See also: Drive.Excel, Drive.Csv, Drive.Xml, Drive.RawText

Basic usage

@x = use Drive.Parquet
<options>
enduse;
select * from @x

Options

Drive.Parquet has options that enable you to filter or refine a query.

Note: The --file option is mandatory.

An option takes the form --<option>=<value>, for example --file=trade-file.parquet. Note no spaces are allowed either side of the = operator. If an option:

Takes a boolean value, then specifying that option (for example --addFileName) sets it to True; omitting the option specifies False.
Takes multiple string values, then specify a comma-separated list, for example --select=My,Column,Names.
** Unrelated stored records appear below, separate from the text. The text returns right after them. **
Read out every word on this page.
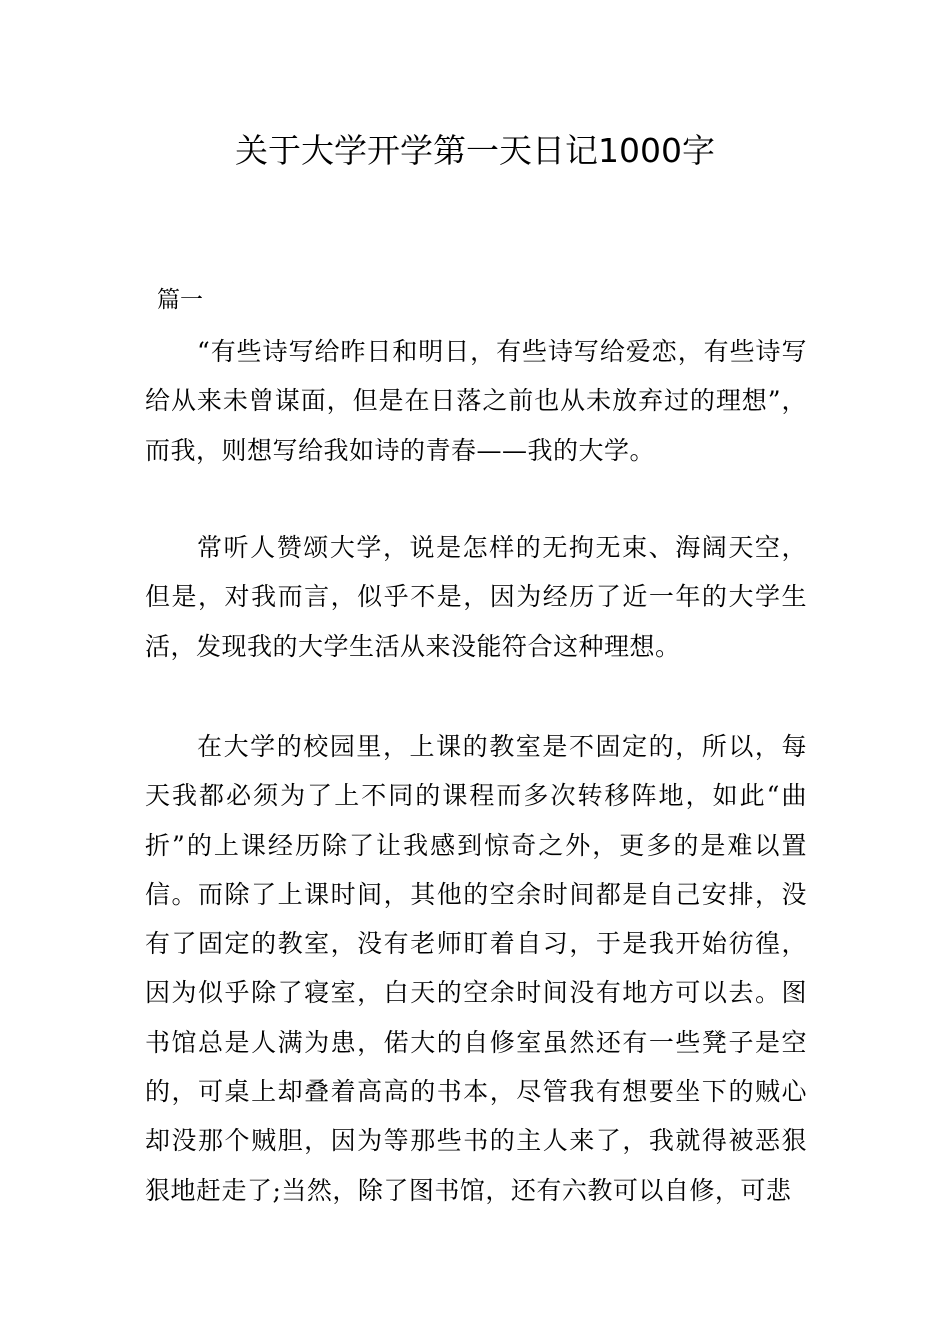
关于大学开学第一天日记1000字
篇一

“有些诗写给昨日和明日，有些诗写给爱恋，有些诗写给从来未曾谋面，但是在日落之前也从未放弃过的理想”，而我，则想写给我如诗的青春——我的大学。

常听人赞颂大学，说是怎样的无拘无束、海阔天空，但是，对我而言，似乎不是，因为经历了近一年的大学生活，发现我的大学生活从来没能符合这种理想。

在大学的校园里，上课的教室是不固定的，所以，每天我都必须为了上不同的课程而多次转移阵地，如此“曲折”的上课经历除了让我感到惊奇之外，更多的是难以置信。而除了上课时间，其他的空余时间都是自己安排，没有了固定的教室，没有老师盯着自习，于是我开始彷徨，因为似乎除了寝室，白天的空余时间没有地方可以去。图书馆总是人满为患，偌大的自修室虽然还有一些凳子是空的，可桌上却叠着高高的书本，尽管我有想要坐下的贼心却没那个贼胆，因为等那些书的主人来了，我就得被恶狠狠地赶走了;当然，除了图书馆，还有六教可以自修，可悲
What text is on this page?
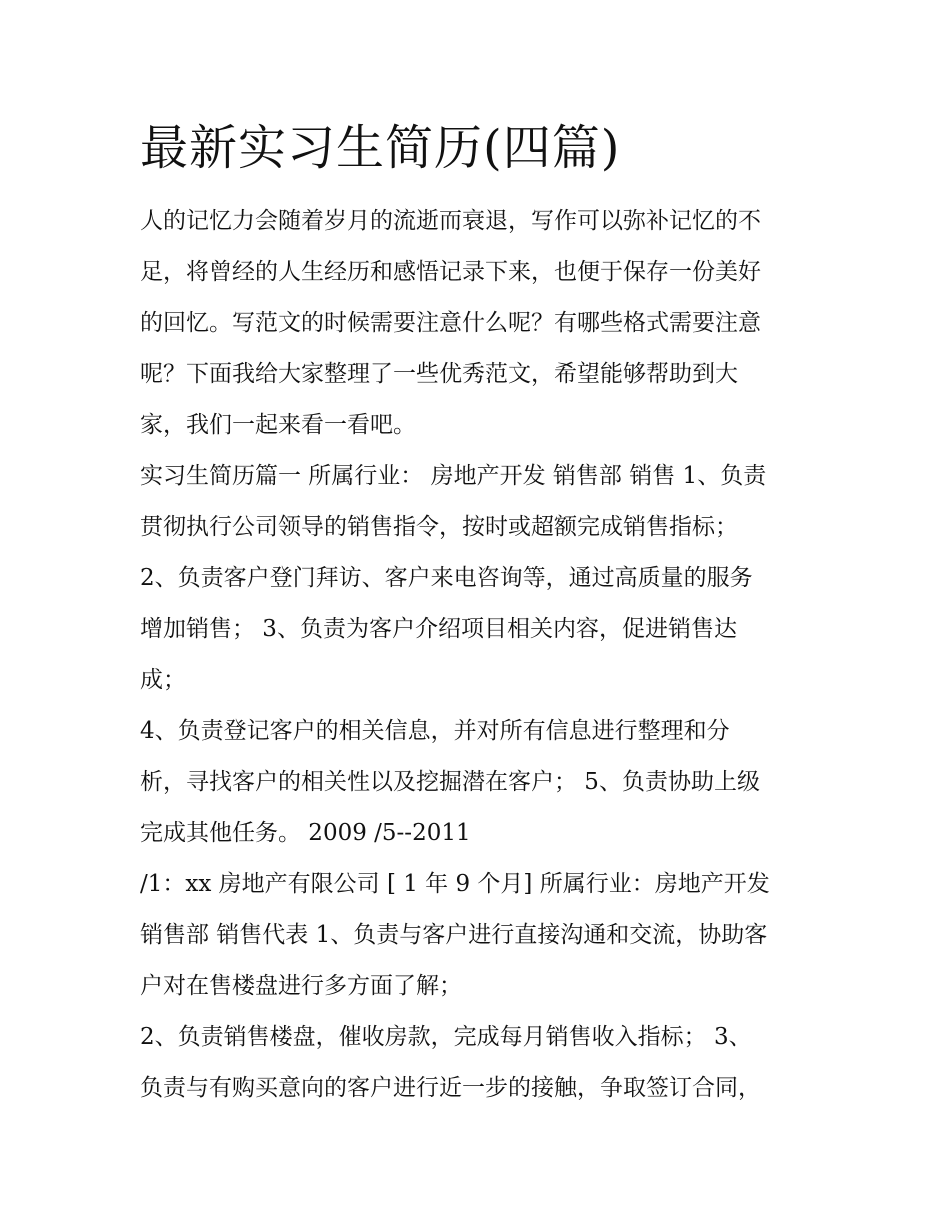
最新实习生简历(四篇)
人的记忆力会随着岁月的流逝而衰退，写作可以弥补记忆的不
足，将曾经的人生经历和感悟记录下来，也便于保存一份美好
的回忆。写范文的时候需要注意什么呢？有哪些格式需要注意
呢？下面我给大家整理了一些优秀范文，希望能够帮助到大
家，我们一起来看一看吧。
实习生简历篇一 所属行业： 房地产开发 销售部 销售 1、负责
贯彻执行公司领导的销售指令，按时或超额完成销售指标；
2、负责客户登门拜访、客户来电咨询等，通过高质量的服务
增加销售； 3、负责为客户介绍项目相关内容，促进销售达
成；
4、负责登记客户的相关信息，并对所有信息进行整理和分
析，寻找客户的相关性以及挖掘潜在客户； 5、负责协助上级
完成其他任务。 2009 /5--2011
/1：xx 房地产有限公司 [ 1 年 9 个月] 所属行业：房地产开发
销售部 销售代表 1、负责与客户进行直接沟通和交流，协助客
户对在售楼盘进行多方面了解；
2、负责销售楼盘，催收房款，完成每月销售收入指标； 3、
负责与有购买意向的客户进行近一步的接触，争取签订合同，
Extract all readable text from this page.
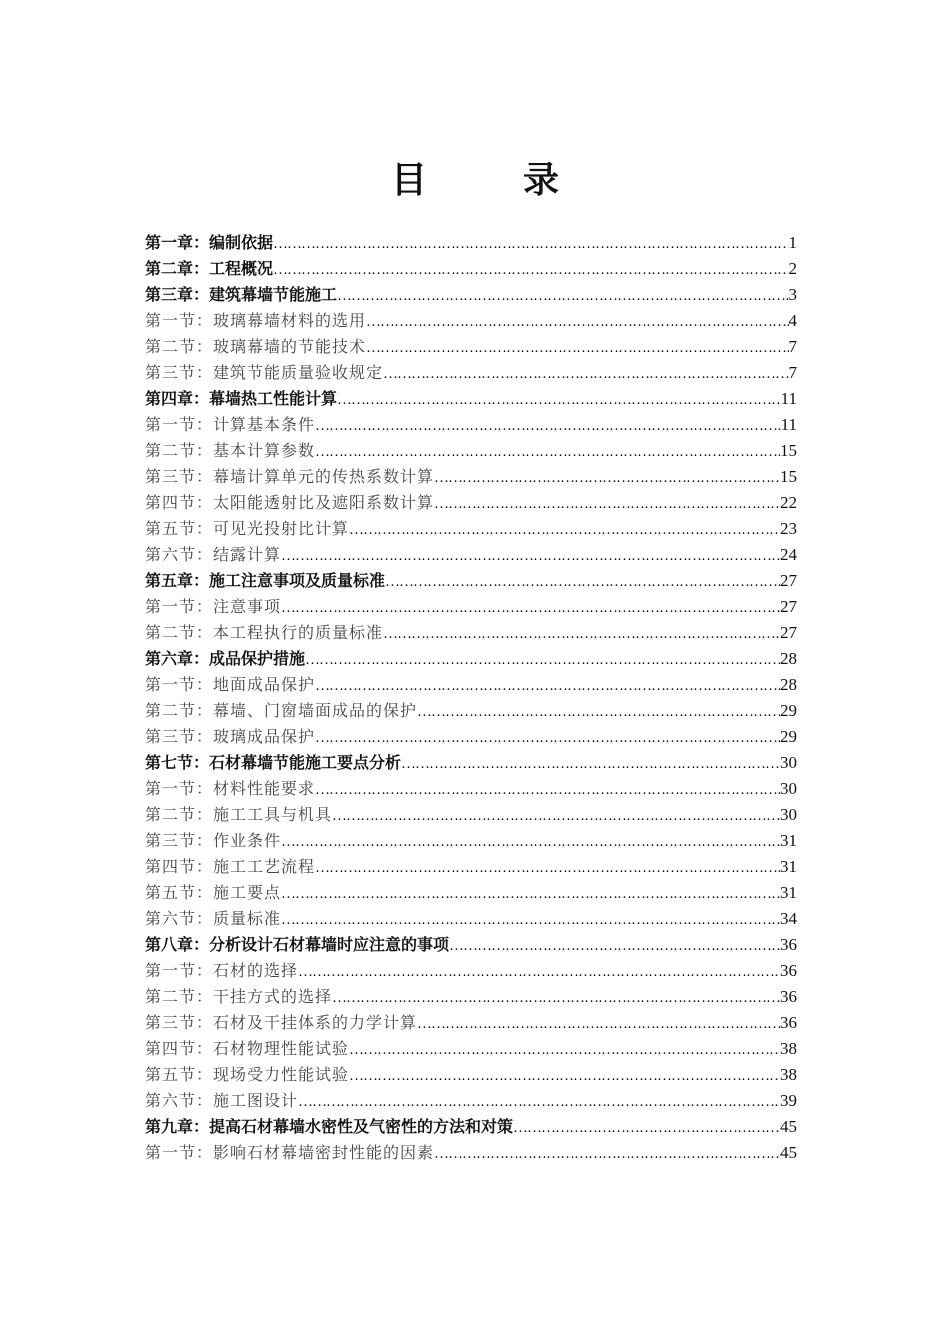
目　录
第一章：编制依据 ……………………………………………………………………………………………………………………………………………………………………………………………………	1
第二章：工程概况 ……………………………………………………………………………………………………………………………………………………………………………………………………	2
第三章：建筑幕墙节能施工 ……………………………………………………………………………………………………………………………………………………………………………………………………	3
第一节：玻璃幕墙材料的选用 ……………………………………………………………………………………………………………………………………………………………………………………………………	4
第二节：玻璃幕墙的节能技术 ……………………………………………………………………………………………………………………………………………………………………………………………………	7
第三节：建筑节能质量验收规定 ……………………………………………………………………………………………………………………………………………………………………………………………………	7
第四章：幕墙热工性能计算 ……………………………………………………………………………………………………………………………………………………………………………………………………	11
第一节：计算基本条件 ……………………………………………………………………………………………………………………………………………………………………………………………………	11
第二节：基本计算参数 ……………………………………………………………………………………………………………………………………………………………………………………………………	15
第三节：幕墙计算单元的传热系数计算 ……………………………………………………………………………………………………………………………………………………………………………………………………	15
第四节：太阳能透射比及遮阳系数计算 ……………………………………………………………………………………………………………………………………………………………………………………………………	22
第五节：可见光投射比计算 ……………………………………………………………………………………………………………………………………………………………………………………………………	23
第六节：结露计算 ……………………………………………………………………………………………………………………………………………………………………………………………………	24
第五章：施工注意事项及质量标准 ……………………………………………………………………………………………………………………………………………………………………………………………………	27
第一节：注意事项 ……………………………………………………………………………………………………………………………………………………………………………………………………	27
第二节：本工程执行的质量标准 ……………………………………………………………………………………………………………………………………………………………………………………………………	27
第六章：成品保护措施 ……………………………………………………………………………………………………………………………………………………………………………………………………	28
第一节：地面成品保护 ……………………………………………………………………………………………………………………………………………………………………………………………………	28
第二节：幕墙、门窗墙面成品的保护 ……………………………………………………………………………………………………………………………………………………………………………………………………	29
第三节：玻璃成品保护 ……………………………………………………………………………………………………………………………………………………………………………………………………	29
第七节：石材幕墙节能施工要点分析 ……………………………………………………………………………………………………………………………………………………………………………………………………	30
第一节：材料性能要求 ……………………………………………………………………………………………………………………………………………………………………………………………………	30
第二节：施工工具与机具 ……………………………………………………………………………………………………………………………………………………………………………………………………	30
第三节：作业条件 ……………………………………………………………………………………………………………………………………………………………………………………………………	31
第四节：施工工艺流程 ……………………………………………………………………………………………………………………………………………………………………………………………………	31
第五节：施工要点 ……………………………………………………………………………………………………………………………………………………………………………………………………	31
第六节：质量标准 ……………………………………………………………………………………………………………………………………………………………………………………………………	34
第八章：分析设计石材幕墙时应注意的事项 ……………………………………………………………………………………………………………………………………………………………………………………………………	36
第一节：石材的选择 ……………………………………………………………………………………………………………………………………………………………………………………………………	36
第二节：干挂方式的选择 ……………………………………………………………………………………………………………………………………………………………………………………………………	36
第三节：石材及干挂体系的力学计算 ……………………………………………………………………………………………………………………………………………………………………………………………………	36
第四节：石材物理性能试验 ……………………………………………………………………………………………………………………………………………………………………………………………………	38
第五节：现场受力性能试验 ……………………………………………………………………………………………………………………………………………………………………………………………………	38
第六节：施工图设计 ……………………………………………………………………………………………………………………………………………………………………………………………………	39
第九章：提高石材幕墙水密性及气密性的方法和对策 ……………………………………………………………………………………………………………………………………………………………………………………………………	45
第一节：影响石材幕墙密封性能的因素 ……………………………………………………………………………………………………………………………………………………………………………………………………	45
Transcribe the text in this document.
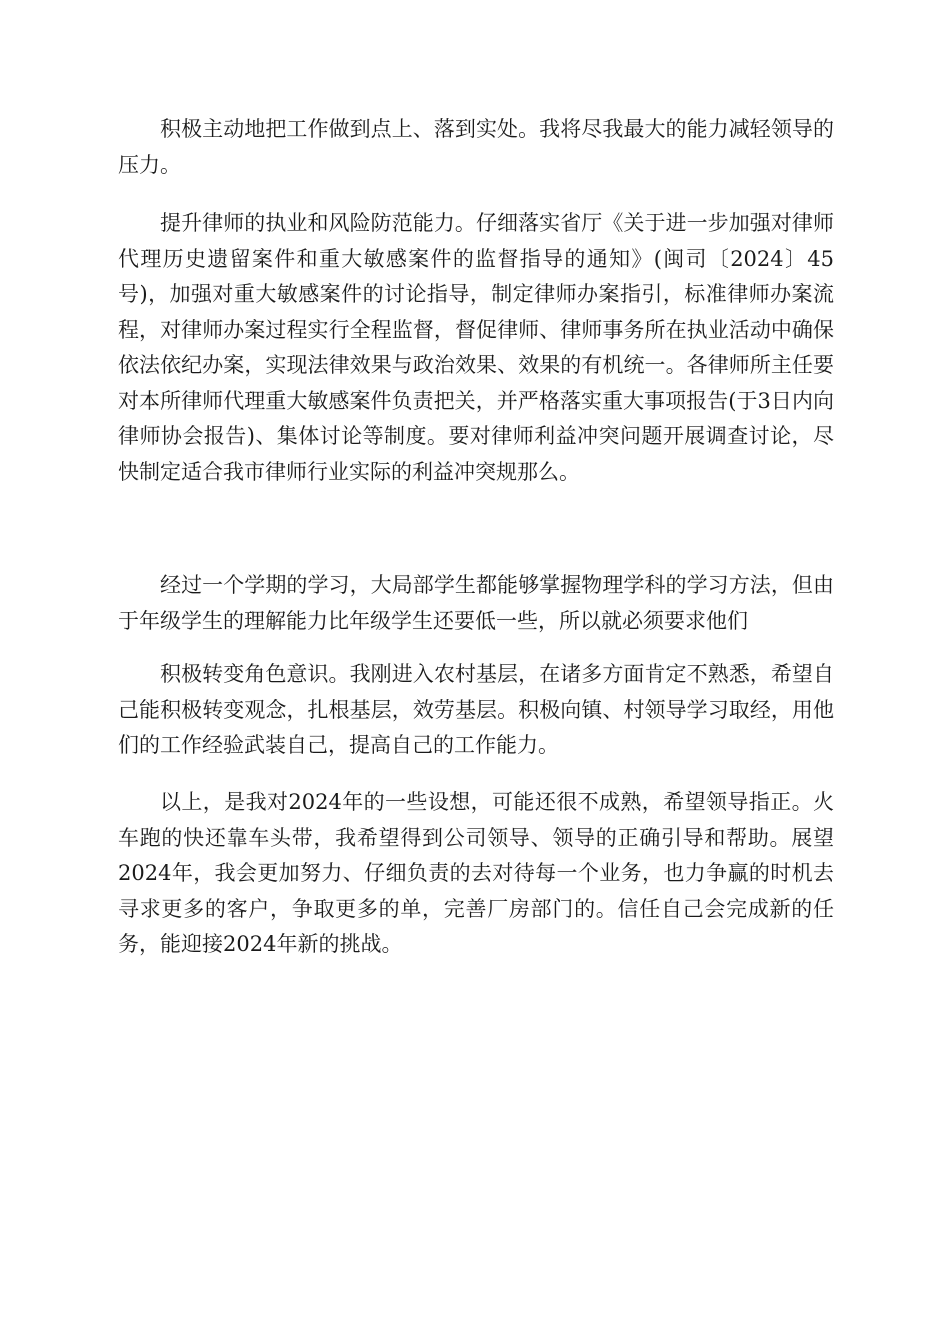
积极主动地把工作做到点上、落到实处。我将尽我最大的能力减轻领导的压力。

提升律师的执业和风险防范能力。仔细落实省厅《关于进一步加强对律师代理历史遗留案件和重大敏感案件的监督指导的通知》(闽司〔2024〕45号)，加强对重大敏感案件的讨论指导，制定律师办案指引，标准律师办案流程，对律师办案过程实行全程监督，督促律师、律师事务所在执业活动中确保依法依纪办案，实现法律效果与政治效果、效果的有机统一。各律师所主任要对本所律师代理重大敏感案件负责把关，并严格落实重大事项报告(于3日内向律师协会报告)、集体讨论等制度。要对律师利益冲突问题开展调查讨论，尽快制定适合我市律师行业实际的利益冲突规那么。

经过一个学期的学习，大局部学生都能够掌握物理学科的学习方法，但由于年级学生的理解能力比年级学生还要低一些，所以就必须要求他们

积极转变角色意识。我刚进入农村基层，在诸多方面肯定不熟悉，希望自己能积极转变观念，扎根基层，效劳基层。积极向镇、村领导学习取经，用他们的工作经验武装自己，提高自己的工作能力。

以上，是我对2024年的一些设想，可能还很不成熟，希望领导指正。火车跑的快还靠车头带，我希望得到公司领导、领导的正确引导和帮助。展望2024年，我会更加努力、仔细负责的去对待每一个业务，也力争赢的时机去寻求更多的客户，争取更多的单，完善厂房部门的。信任自己会完成新的任务，能迎接2024年新的挑战。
Current options at article update time are listed in the table below. For the very latest information, run the following query using a suitable tool and examine the online help:

@x = use Drive.Parquet
enduse;
select * from @x

Current options	Explanation
`file` (`-f`)	Mandatory. The file to read. It may also be a folder, in which case --folderFilter is also required to specify which files in the folder to process. [String]
`folderFilter`	Denotes this is searching an entire folder structure and provides a Regular Expression of path/file names within it that should be processed. All matches should be of the same format. [String]
`zipFilter` (`-z`)	Denotes this is a Zip file and provides a Regular Expression of path/file names within it that should be processed. All matches should be of the same format. [String]
`allowMissing`	Should a file/folder simply not exist, don't throw an error but return an empty table with column names and types created as best possible given other options. [Boolean]
`addFileName`	Adds a column (the first column) to the result set which contains the file the row came from. [Boolean]
`select`	Column (by Name) that should be returned (comma delimited list). [String]

Examples

In the following examples, the select * from @x syntax at the end prints the table of data assembled by the query.

Note: For more examples, try the Luminesce Github repo.

Example 1: Extract data from a particular Parquet file

@x = use Drive.Parquet
--file=/trade-files/eod.parquet
enduse;
select * from @x

Example 2: Extract specific columns from a Parquet file

In this example, just column3 and column7 are extracted.

@x = use Drive.Parquet
--file=/trade-files/eod.parquet
--select=column3,column7
enduse;
select * from @x

Example 3: Extract data from a particular Parquet file stored in a ZIP archive

In this example, daily.zip is stored in the root Drive folder, containing one or more Parquet files. Data is extracted from the archived Parquet file specified by the --zipFilter option.

@x = use Drive.Parquet
--file=daily.zip
--zipFilter=eod.parquet
enduse;
select * from @x